SPOKANE, WA - August 1, 2016 - Goldrich Mining Company (OTCBB: GRMC) (“Goldrich” or the “Company") announces the Company has closed the third and final tranche of its previously announced private placement (the “Offering”) Series D Preferred Stock for additional gross proceeds of US$50,000. For the three tranches in total, Goldrich issued 150 Series D Preferred Stock of the Company with warrants at a price of US$1,000 each for gross proceeds of US$150,000.
Each Series D Preferred Share is convertible into common shares of the Company equal in number to $1,000.00 divided by $0.03 per share. The purchaser of each Series D Preferred Share also received warrants to purchase shares of common stock of the Company equal in number to the total purchase price divided by 0.03 (rounded down), exercisable at any time beginning one year after the closing date for a term ending five years from the closing date at an exercise price of $0.045 per Common Share.
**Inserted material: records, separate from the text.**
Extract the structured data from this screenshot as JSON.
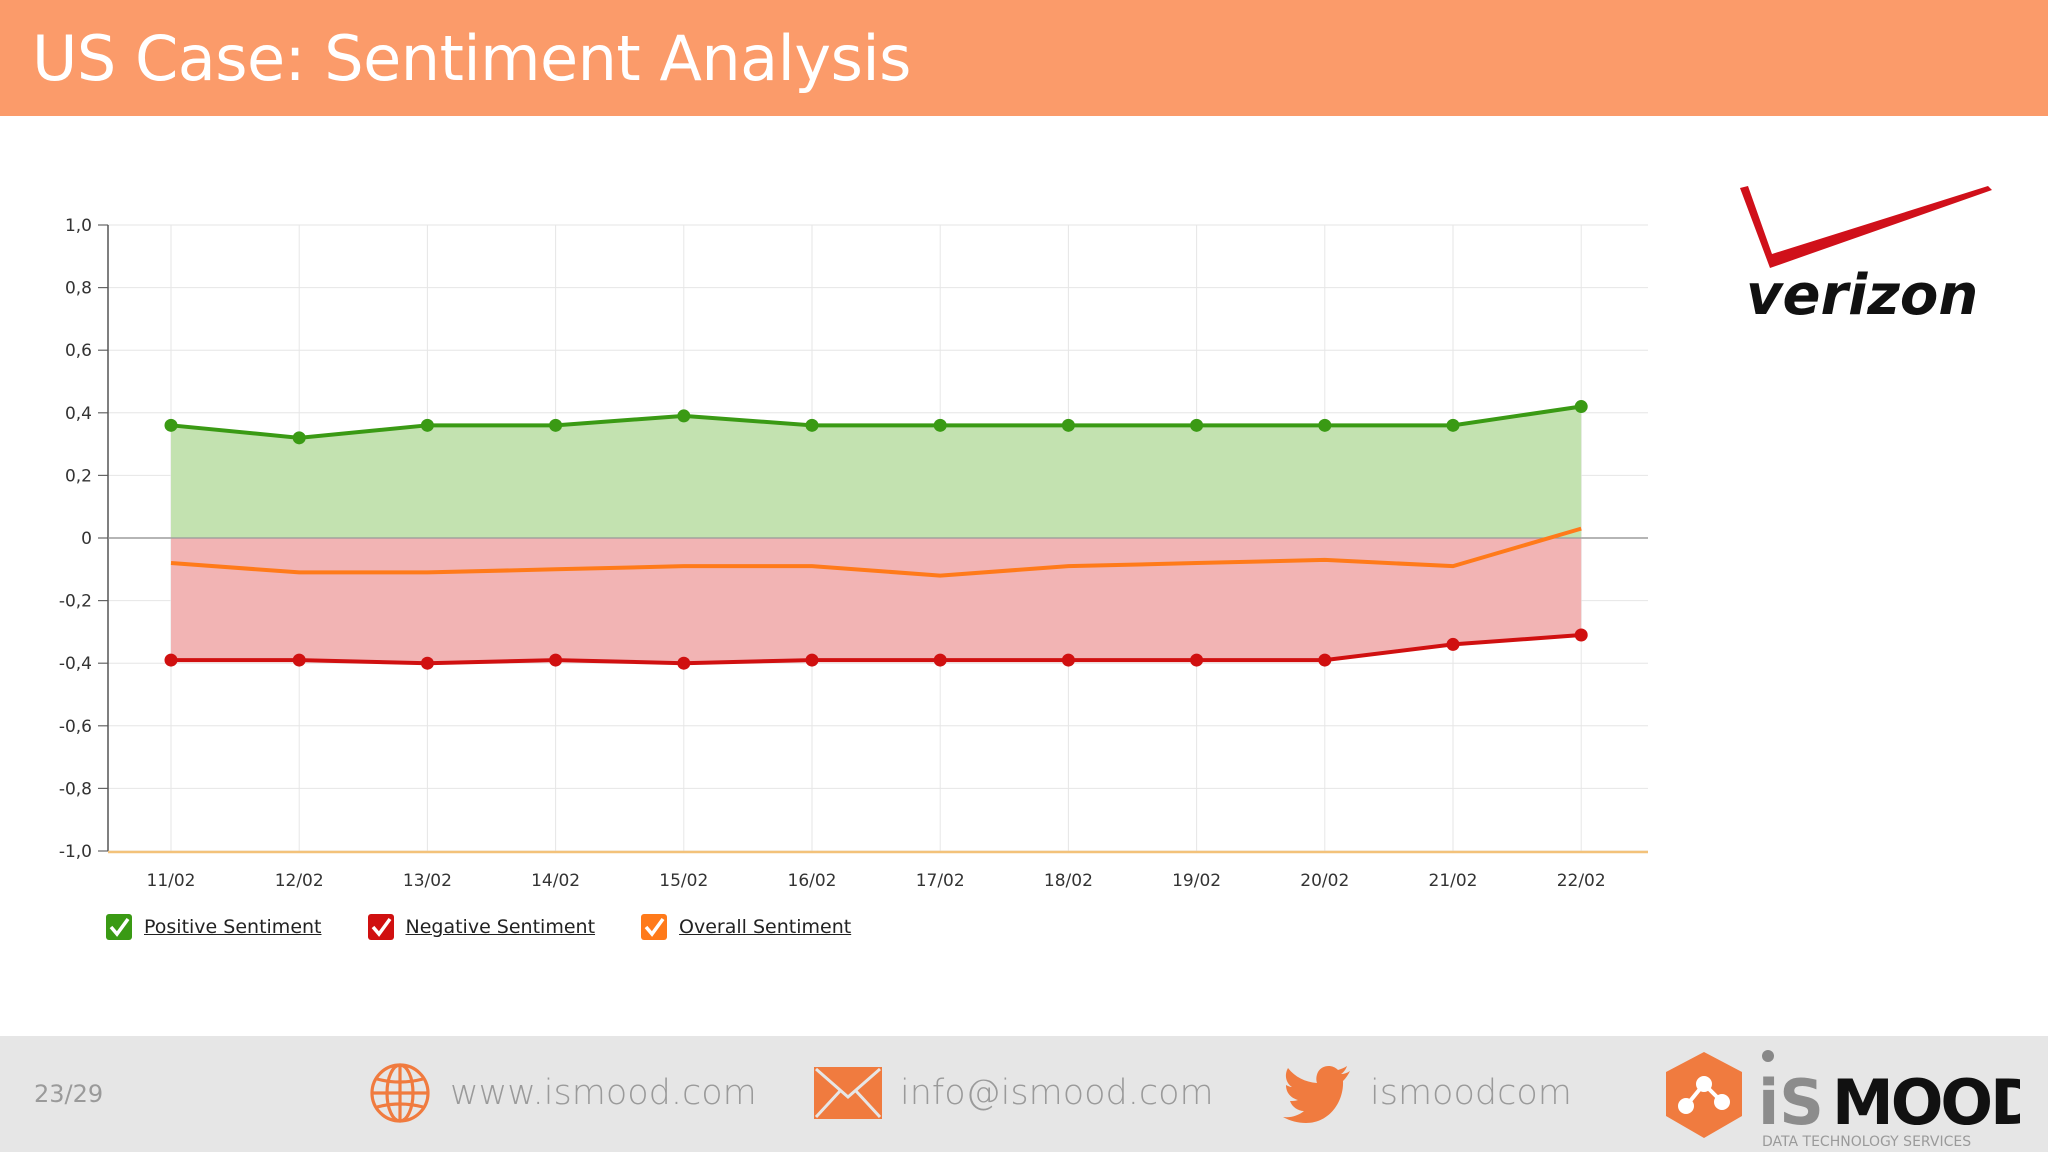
{
  "header": {
    "title": "US Case: Sentiment Analysis"
  },
  "colors": {
    "header_bg": "#fb9b6a",
    "positive": "#3a9a14",
    "positive_fill": "#c3e2b0",
    "negative": "#d01010",
    "negative_fill": "#f2b4b4",
    "overall": "#ff7a1a"
  },
  "chart_data": {
    "type": "line",
    "categories": [
      "11/02",
      "12/02",
      "13/02",
      "14/02",
      "15/02",
      "16/02",
      "17/02",
      "18/02",
      "19/02",
      "20/02",
      "21/02",
      "22/02"
    ],
    "series": [
      {
        "name": "Positive Sentiment",
        "values": [
          0.36,
          0.32,
          0.36,
          0.36,
          0.39,
          0.36,
          0.36,
          0.36,
          0.36,
          0.36,
          0.36,
          0.42
        ]
      },
      {
        "name": "Negative Sentiment",
        "values": [
          -0.39,
          -0.39,
          -0.4,
          -0.39,
          -0.4,
          -0.39,
          -0.39,
          -0.39,
          -0.39,
          -0.39,
          -0.34,
          -0.31
        ]
      },
      {
        "name": "Overall Sentiment",
        "values": [
          -0.08,
          -0.11,
          -0.11,
          -0.1,
          -0.09,
          -0.09,
          -0.12,
          -0.09,
          -0.08,
          -0.07,
          -0.09,
          0.03
        ]
      }
    ],
    "ylim": [
      -1.0,
      1.0
    ],
    "yticks": [
      "1,0",
      "0,8",
      "0,6",
      "0,4",
      "0,2",
      "0",
      "-0,2",
      "-0,4",
      "-0,6",
      "-0,8",
      "-1,0"
    ],
    "ytick_values": [
      1.0,
      0.8,
      0.6,
      0.4,
      0.2,
      0,
      -0.2,
      -0.4,
      -0.6,
      -0.8,
      -1.0
    ],
    "grid": true,
    "legend_position": "bottom-left"
  },
  "footer": {
    "page": "23/29",
    "website": "www.ismood.com",
    "email": "info@ismood.com",
    "twitter": "ismoodcom",
    "brand_tagline": "DATA TECHNOLOGY SERVICES"
  },
  "logos": {
    "verizon": "verizon",
    "ismood_prefix": "iS",
    "ismood_suffix": "MOOD"
  },
  "icons": [
    "globe-icon",
    "envelope-icon",
    "twitter-bird-icon",
    "checkbox-check-icon"
  ]
}
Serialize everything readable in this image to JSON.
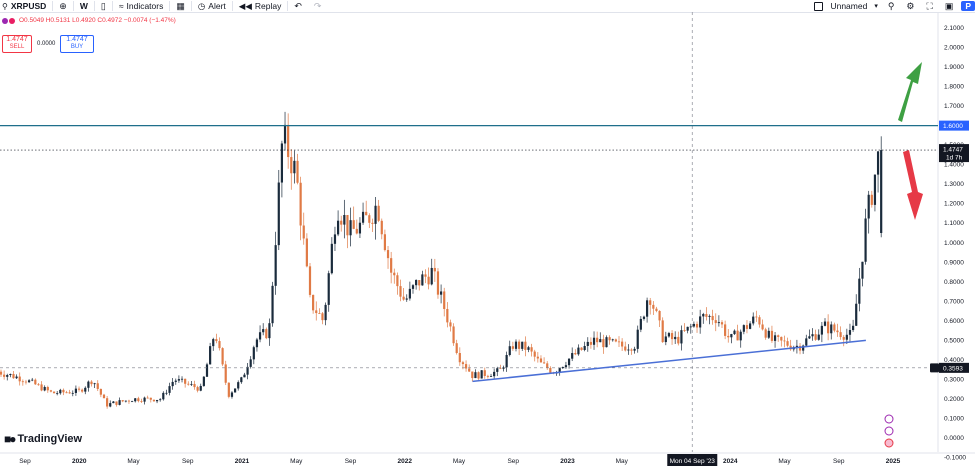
{
  "toolbar": {
    "symbol": "XRPUSD",
    "interval": "W",
    "indicators_label": "Indicators",
    "alert_label": "Alert",
    "replay_label": "Replay",
    "layout_name": "Unnamed",
    "publish_label": "P"
  },
  "quote": {
    "ohlc_text": "O0.5049 H0.5131 L0.4920 C0.4972 −0.0074 (−1.47%)",
    "sell_price": "1.4747",
    "sell_label": "SELL",
    "spread": "0.0000",
    "buy_price": "1.4747",
    "buy_label": "BUY"
  },
  "brand": {
    "name": "TradingView"
  },
  "crosshair_date": "Mon 04 Sep '23",
  "price_tags": {
    "horizontal_line": "1.6000",
    "last_price": "1.4747",
    "countdown": "1d 7h",
    "lower_line": "0.3593"
  },
  "colors": {
    "up": "#26a69a",
    "down": "#ef5350",
    "bull_candle": "#1a2b3c",
    "bear_candle": "#e07a45",
    "trendline": "#4a6fd6",
    "hline": "#1f6f8b",
    "arrow_up": "#3ea043",
    "arrow_down": "#e63946"
  },
  "chart_data": {
    "type": "candlestick",
    "title": "",
    "xlabel": "",
    "ylabel": "",
    "y_ticks": [
      "2.1000",
      "2.0000",
      "1.9000",
      "1.8000",
      "1.7000",
      "1.5000",
      "1.4000",
      "1.3000",
      "1.2000",
      "1.1000",
      "1.0000",
      "0.9000",
      "0.8000",
      "0.7000",
      "0.6000",
      "0.5000",
      "0.4000",
      "0.3000",
      "0.2000",
      "0.1000",
      "0.0000",
      "-0.1000"
    ],
    "ylim": [
      -0.1,
      2.1
    ],
    "x_ticks": [
      "Sep",
      "2020",
      "May",
      "Sep",
      "2021",
      "May",
      "Sep",
      "2022",
      "May",
      "Sep",
      "2023",
      "May",
      "Sep",
      "2024",
      "May",
      "Sep",
      "2025"
    ],
    "x_tick_dates": [
      "2019-09",
      "2020-01",
      "2020-05",
      "2020-09",
      "2021-01",
      "2021-05",
      "2021-09",
      "2022-01",
      "2022-05",
      "2022-09",
      "2023-01",
      "2023-05",
      "2023-09",
      "2024-01",
      "2024-05",
      "2024-09",
      "2025-01"
    ],
    "x_range": [
      "2019-07",
      "2025-03"
    ],
    "approximate_closes": [
      {
        "date": "2019-07",
        "close": 0.34
      },
      {
        "date": "2019-09",
        "close": 0.3
      },
      {
        "date": "2019-11",
        "close": 0.23
      },
      {
        "date": "2020-01",
        "close": 0.24
      },
      {
        "date": "2020-02",
        "close": 0.3
      },
      {
        "date": "2020-03",
        "close": 0.17
      },
      {
        "date": "2020-05",
        "close": 0.2
      },
      {
        "date": "2020-07",
        "close": 0.2
      },
      {
        "date": "2020-08",
        "close": 0.3
      },
      {
        "date": "2020-10",
        "close": 0.25
      },
      {
        "date": "2020-11",
        "close": 0.55
      },
      {
        "date": "2020-12",
        "close": 0.22
      },
      {
        "date": "2021-01",
        "close": 0.3
      },
      {
        "date": "2021-02",
        "close": 0.5
      },
      {
        "date": "2021-03",
        "close": 0.55
      },
      {
        "date": "2021-04",
        "close": 1.55
      },
      {
        "date": "2021-05",
        "close": 1.35
      },
      {
        "date": "2021-06",
        "close": 0.7
      },
      {
        "date": "2021-07",
        "close": 0.6
      },
      {
        "date": "2021-08",
        "close": 1.2
      },
      {
        "date": "2021-09",
        "close": 1.05
      },
      {
        "date": "2021-10",
        "close": 1.1
      },
      {
        "date": "2021-11",
        "close": 1.2
      },
      {
        "date": "2021-12",
        "close": 0.85
      },
      {
        "date": "2022-01",
        "close": 0.7
      },
      {
        "date": "2022-02",
        "close": 0.8
      },
      {
        "date": "2022-03",
        "close": 0.85
      },
      {
        "date": "2022-04",
        "close": 0.65
      },
      {
        "date": "2022-05",
        "close": 0.42
      },
      {
        "date": "2022-06",
        "close": 0.32
      },
      {
        "date": "2022-08",
        "close": 0.34
      },
      {
        "date": "2022-09",
        "close": 0.48
      },
      {
        "date": "2022-10",
        "close": 0.46
      },
      {
        "date": "2022-11",
        "close": 0.38
      },
      {
        "date": "2022-12",
        "close": 0.34
      },
      {
        "date": "2023-01",
        "close": 0.4
      },
      {
        "date": "2023-03",
        "close": 0.5
      },
      {
        "date": "2023-05",
        "close": 0.47
      },
      {
        "date": "2023-06",
        "close": 0.48
      },
      {
        "date": "2023-07",
        "close": 0.75
      },
      {
        "date": "2023-08",
        "close": 0.52
      },
      {
        "date": "2023-09",
        "close": 0.5
      },
      {
        "date": "2023-11",
        "close": 0.62
      },
      {
        "date": "2023-12",
        "close": 0.62
      },
      {
        "date": "2024-01",
        "close": 0.5
      },
      {
        "date": "2024-03",
        "close": 0.62
      },
      {
        "date": "2024-04",
        "close": 0.5
      },
      {
        "date": "2024-06",
        "close": 0.47
      },
      {
        "date": "2024-08",
        "close": 0.57
      },
      {
        "date": "2024-10",
        "close": 0.52
      },
      {
        "date": "2024-11",
        "close": 1.1
      },
      {
        "date": "2024-12",
        "close": 1.47
      }
    ],
    "horizontal_lines": [
      1.6,
      0.3593
    ],
    "trendline": [
      {
        "date": "2022-06",
        "value": 0.29
      },
      {
        "date": "2024-11",
        "value": 0.5
      }
    ],
    "last_price": 1.4747
  }
}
In the event that the Company sells any or all of its assets, in any combination, whether pursuant to a merger, share exchange, stock purchase, business combination or other similar transaction, for aggregate total compensation greater than $3,000,000 within a one-year period following the date of issuance of the Preferred Shares, the Purchaser shall have the right to demand that the Company redeem all or some of the outstanding Securities (the Preferred Shares, the Warrants, the Warrant Shares and the Conversion Shares) at a redemption price equal to the aggregate purchase price of such Securities being redeemed plus an additional amount equivalent to the amount of interest that would have accrued on the aggregate purchase price of the Securities being redeemed at a rate of 15% from the date of issuance of the Preferred Shares through to the date of redemption.
This press release does not constitute an offer to sell or a solicitation of an offer to buy any of the securities described herein. None of the common stock or warrants have been or will be registered under the United States Securities Act of 1933, as amended (the “Securities Act”) or any applicable securities laws of any state of the United States and may not be offered or sold absent such registration or an available exemption therefrom. The securities were issued to qualified investors pursuant to exemptions from such registration requirements. The warrants may not be exercised except pursuant to exemptions under the Securities Act and any applicable securities laws of any state of the United States.